Gardner’s website contains a wide array of information about his personal history, record, policy positions, and political values. Hypothetically, an outside group could use this information to inform an ad they wanted to produce on his behalf.

But critics of red-boxing would allege this is different because the information is written using language more clearly addressed to individual voters. Also, the information is not displayed within a literal box, red or otherwise. The alleged subtext of the red box format has been reported on in the past.

There is recent precedent laying out how closely ads can mirror information contained on campaign websites.

In 2014, an FEC complaint was filed against US Senator Jeanne Shaheen and the Senate Majority PAC due to similarities between information posted on Shaheen’s website and an ad produced by an outside group.
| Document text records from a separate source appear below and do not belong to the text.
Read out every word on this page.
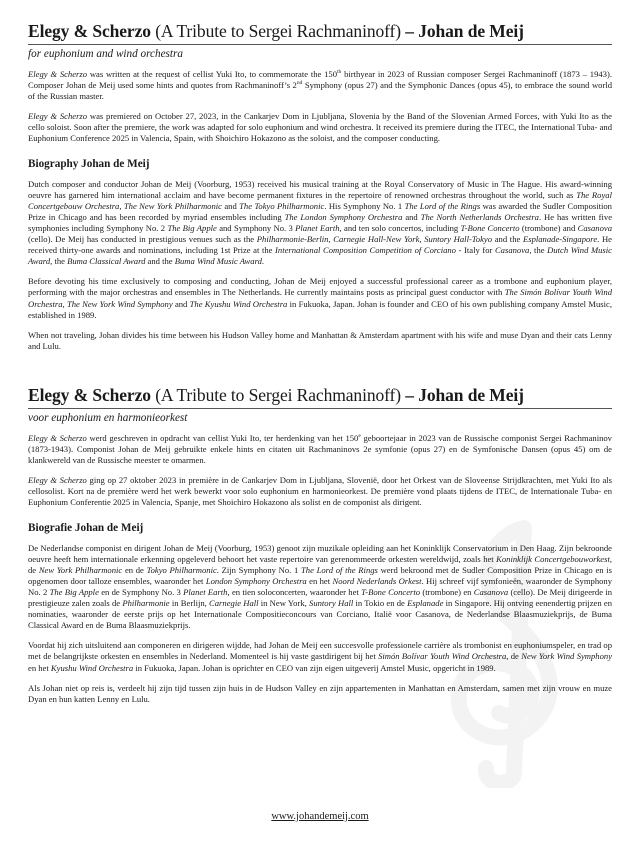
Elegy & Scherzo (A Tribute to Sergei Rachmaninoff) – Johan de Meij
for euphonium and wind orchestra

Elegy & Scherzo was written at the request of cellist Yuki Ito, to commemorate the 150th birthyear in 2023 of Russian composer Sergei Rachmaninoff (1873 – 1943). Composer Johan de Meij used some hints and quotes from Rachmaninoff’s 2nd Symphony (opus 27) and the Symphonic Dances (opus 45), to embrace the sound world of the Russian master.

Elegy & Scherzo was premiered on October 27, 2023, in the Cankarjev Dom in Ljubljana, Slovenia by the Band of the Slovenian Armed Forces, with Yuki Ito as the cello soloist. Soon after the premiere, the work was adapted for solo euphonium and wind orchestra. It received its premiere during the ITEC, the International Tuba- and Euphonium Conference 2025 in Valencia, Spain, with Shoichiro Hokazono as the soloist, and the composer conducting.

Biography Johan de Meij

Dutch composer and conductor Johan de Meij (Voorburg, 1953) received his musical training at the Royal Conservatory of Music in The Hague. His award-winning oeuvre has garnered him international acclaim and have become permanent fixtures in the repertoire of renowned orchestras throughout the world, such as The Royal Concertgebouw Orchestra, The New York Philharmonic and The Tokyo Philharmonic. His Symphony No. 1 The Lord of the Rings was awarded the Sudler Composition Prize in Chicago and has been recorded by myriad ensembles including The London Symphony Orchestra and The North Netherlands Orchestra. He has written five symphonies including Symphony No. 2 The Big Apple and Symphony No. 3 Planet Earth, and ten solo concertos, including T-Bone Concerto (trombone) and Casanova (cello). De Meij has conducted in prestigious venues such as the Philharmonie-Berlin, Carnegie Hall-New York, Suntory Hall-Tokyo and the Esplanade-Singapore. He received thirty-one awards and nominations, including 1st Prize at the International Composition Competition of Corciano - Italy for Casanova, the Dutch Wind Music Award, the Buma Classical Award and the Buma Wind Music Award.

Before devoting his time exclusively to composing and conducting, Johan de Meij enjoyed a successful professional career as a trombone and euphonium player, performing with the major orchestras and ensembles in The Netherlands. He currently maintains posts as principal guest conductor with The Simón Bolívar Youth Wind Orchestra, The New York Wind Symphony and The Kyushu Wind Orchestra in Fukuoka, Japan. Johan is founder and CEO of his own publishing company Amstel Music, established in 1989.

When not traveling, Johan divides his time between his Hudson Valley home and Manhattan & Amsterdam apartment with his wife and muse Dyan and their cats Lenny and Lulu.

Elegy & Scherzo (A Tribute to Sergei Rachmaninoff) – Johan de Meij
voor euphonium en harmonieorkest

Elegy & Scherzo werd geschreven in opdracht van cellist Yuki Ito, ter herdenking van het 150e geboortejaar in 2023 van de Russische componist Sergei Rachmaninov (1873-1943). Componist Johan de Meij gebruikte enkele hints en citaten uit Rachmaninovs 2e symfonie (opus 27) en de Symfonische Dansen (opus 45) om de klankwereld van de Russische meester te omarmen.

Elegy & Scherzo ging op 27 oktober 2023 in première in de Cankarjev Dom in Ljubljana, Slovenië, door het Orkest van de Sloveense Strijdkrachten, met Yuki Ito als cellosolist. Kort na de première werd het werk bewerkt voor solo euphonium en harmonieorkest. De première vond plaats tijdens de ITEC, de Internationale Tuba- en Euphonium Conferentie 2025 in Valencia, Spanje, met Shoichiro Hokazono als solist en de componist als dirigent.

Biografie Johan de Meij

De Nederlandse componist en dirigent Johan de Meij (Voorburg, 1953) genoot zijn muzikale opleiding aan het Koninklijk Conservatorium in Den Haag. Zijn bekroonde oeuvre heeft hem internationale erkenning opgeleverd behoort het vaste repertoire van gerenommeerde orkesten wereldwijd, zoals het Koninklijk Concertgebouworkest, de New York Philharmonic en de Tokyo Philharmonic. Zijn Symphony No. 1 The Lord of the Rings werd bekroond met de Sudler Composition Prize in Chicago en is opgenomen door talloze ensembles, waaronder het London Symphony Orchestra en het Noord Nederlands Orkest. Hij schreef vijf symfonieën, waaronder de Symphony No. 2 The Big Apple en de Symphony No. 3 Planet Earth, en tien soloconcerten, waaronder het T-Bone Concerto (trombone) en Casanova (cello). De Meij dirigeerde in prestigieuze zalen zoals de Philharmonie in Berlijn, Carnegie Hall in New York, Suntory Hall in Tokio en de Esplanade in Singapore. Hij ontving eenendertig prijzen en nominaties, waaronder de eerste prijs op het Internationale Compositieconcours van Corciano, Italië voor Casanova, de Nederlandse Blaasmuziekprijs, de Buma Classical Award en de Buma Blaasmuziekprijs.

Voordat hij zich uitsluitend aan componeren en dirigeren wijdde, had Johan de Meij een succesvolle professionele carrière als trombonist en euphoniumspeler, en trad op met de belangrijkste orkesten en ensembles in Nederland. Momenteel is hij vaste gastdirigent bij het Simón Bolívar Youth Wind Orchestra, de New York Wind Symphony en het Kyushu Wind Orchestra in Fukuoka, Japan. Johan is oprichter en CEO van zijn eigen uitgeverij Amstel Music, opgericht in 1989.

Als Johan niet op reis is, verdeelt hij zijn tijd tussen zijn huis in de Hudson Valley en zijn appartementen in Manhattan en Amsterdam, samen met zijn vrouw en muze Dyan en hun katten Lenny en Lulu.

www.johandemeij.com
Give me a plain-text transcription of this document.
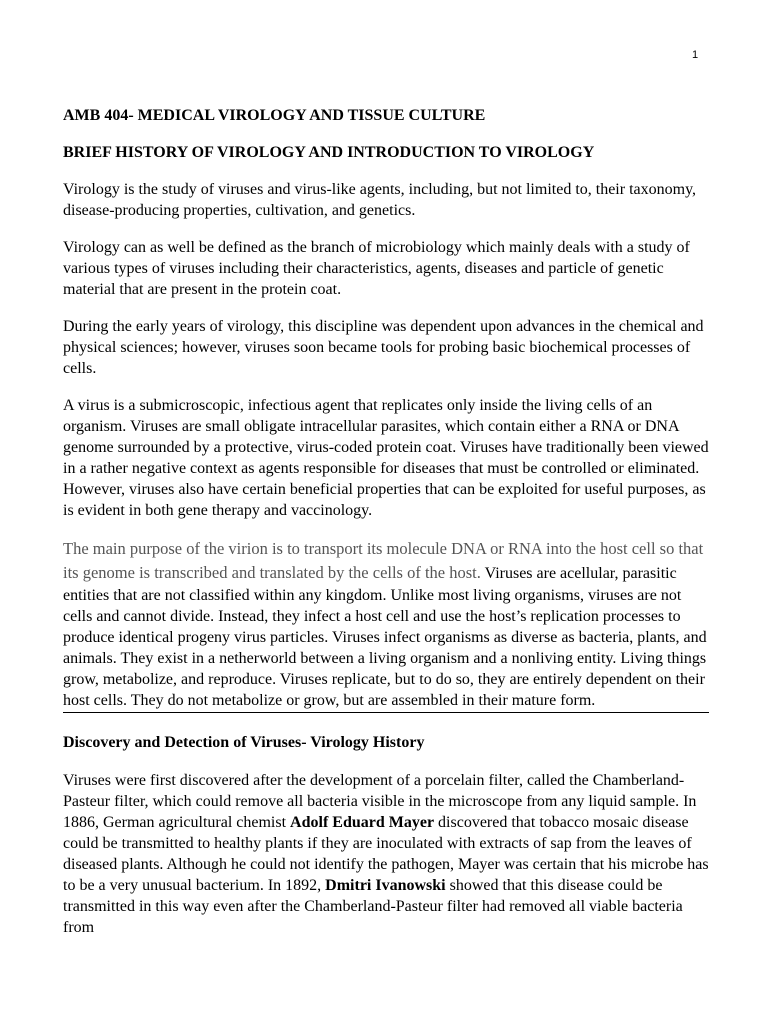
1
AMB 404- MEDICAL VIROLOGY AND TISSUE CULTURE
BRIEF HISTORY OF VIROLOGY AND INTRODUCTION TO VIROLOGY

Virology is the study of viruses and virus-like agents, including, but not limited to, their taxonomy, disease-producing properties, cultivation, and genetics.

Virology can as well be defined as the branch of microbiology which mainly deals with a study of various types of viruses including their characteristics, agents, diseases and particle of genetic material that are present in the protein coat.

During the early years of virology, this discipline was dependent upon advances in the chemical and physical sciences; however, viruses soon became tools for probing basic biochemical processes of cells.

A virus is a submicroscopic, infectious agent that replicates only inside the living cells of an organism. Viruses are small obligate intracellular parasites, which contain either a RNA or DNA genome surrounded by a protective, virus-coded protein coat. Viruses have traditionally been viewed in a rather negative context as agents responsible for diseases that must be controlled or eliminated. However, viruses also have certain beneficial properties that can be exploited for useful purposes, as is evident in both gene therapy and vaccinology.

The main purpose of the virion is to transport its molecule DNA or RNA into the host cell so that its genome is transcribed and translated by the cells of the host. Viruses are acellular, parasitic entities that are not classified within any kingdom. Unlike most living organisms, viruses are not cells and cannot divide. Instead, they infect a host cell and use the host’s replication processes to produce identical progeny virus particles. Viruses infect organisms as diverse as bacteria, plants, and animals. They exist in a netherworld between a living organism and a nonliving entity. Living things grow, metabolize, and reproduce. Viruses replicate, but to do so, they are entirely dependent on their host cells. They do not metabolize or grow, but are assembled in their mature form.

Discovery and Detection of Viruses- Virology History

Viruses were first discovered after the development of a porcelain filter, called the Chamberland-Pasteur filter, which could remove all bacteria visible in the microscope from any liquid sample. In 1886, German agricultural chemist Adolf Eduard Mayer discovered that tobacco mosaic disease could be transmitted to healthy plants if they are inoculated with extracts of sap from the leaves of diseased plants. Although he could not identify the pathogen, Mayer was certain that his microbe has to be a very unusual bacterium. In 1892, Dmitri Ivanowski showed that this disease could be transmitted in this way even after the Chamberland-Pasteur filter had removed all viable bacteria from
The FEC subsequently ruled that the outside group didn’t violate campaign finance laws, and according to Politico’s reporting, “specifically said communication resulting from use of publicly available information on a candidate’s website was not enough to violate conduct standards for coordination.”

When asked by the Wire in an email about the portion of her website in question, Doglio restated her commitment to rejecting corporate PAC money and pointed to her list of progressive endorsements.

Unlike the major opponents in the race, I’m proud to run a campaign that isn’t taking corporate PAC or fossil fuel money — we are powered by people, with over 6,000 individuals to date supporting our movement with donations,” said Doglio. “We have the support of progressive groups, labor unions, and environmental organizations who often use the power of their grassroots supporters to challenge the status quo and push for big, bold change. I welcome the support of those groups as we fight for Medicare for All, the Green New Deal, and the other progressive priorities of our time.” 

Doglio also called for her opponents to join the #StopHateforProfit campaign by not advertising on Facebook.

The Reeves and Strickland campaigns did not respond to requests for comment.

Last quarter, Reeves led the race in fundraising, bringing in about $274k. Strickland and Doglio trailed closely behind with fundraising totals of $251k and $239k respectively. Gardner raised just under $109k. The second 2020 FEC quarter ended on June 30th, though reports are not yet available.

According to a database operated by the Center for Responsive Politics tracking Super PAC spending in the 2020 election cycle, no Super PAC had spent money in this race at the time this article was published.

Washington State’s top-two, blanket primary is scheduled for August 4th.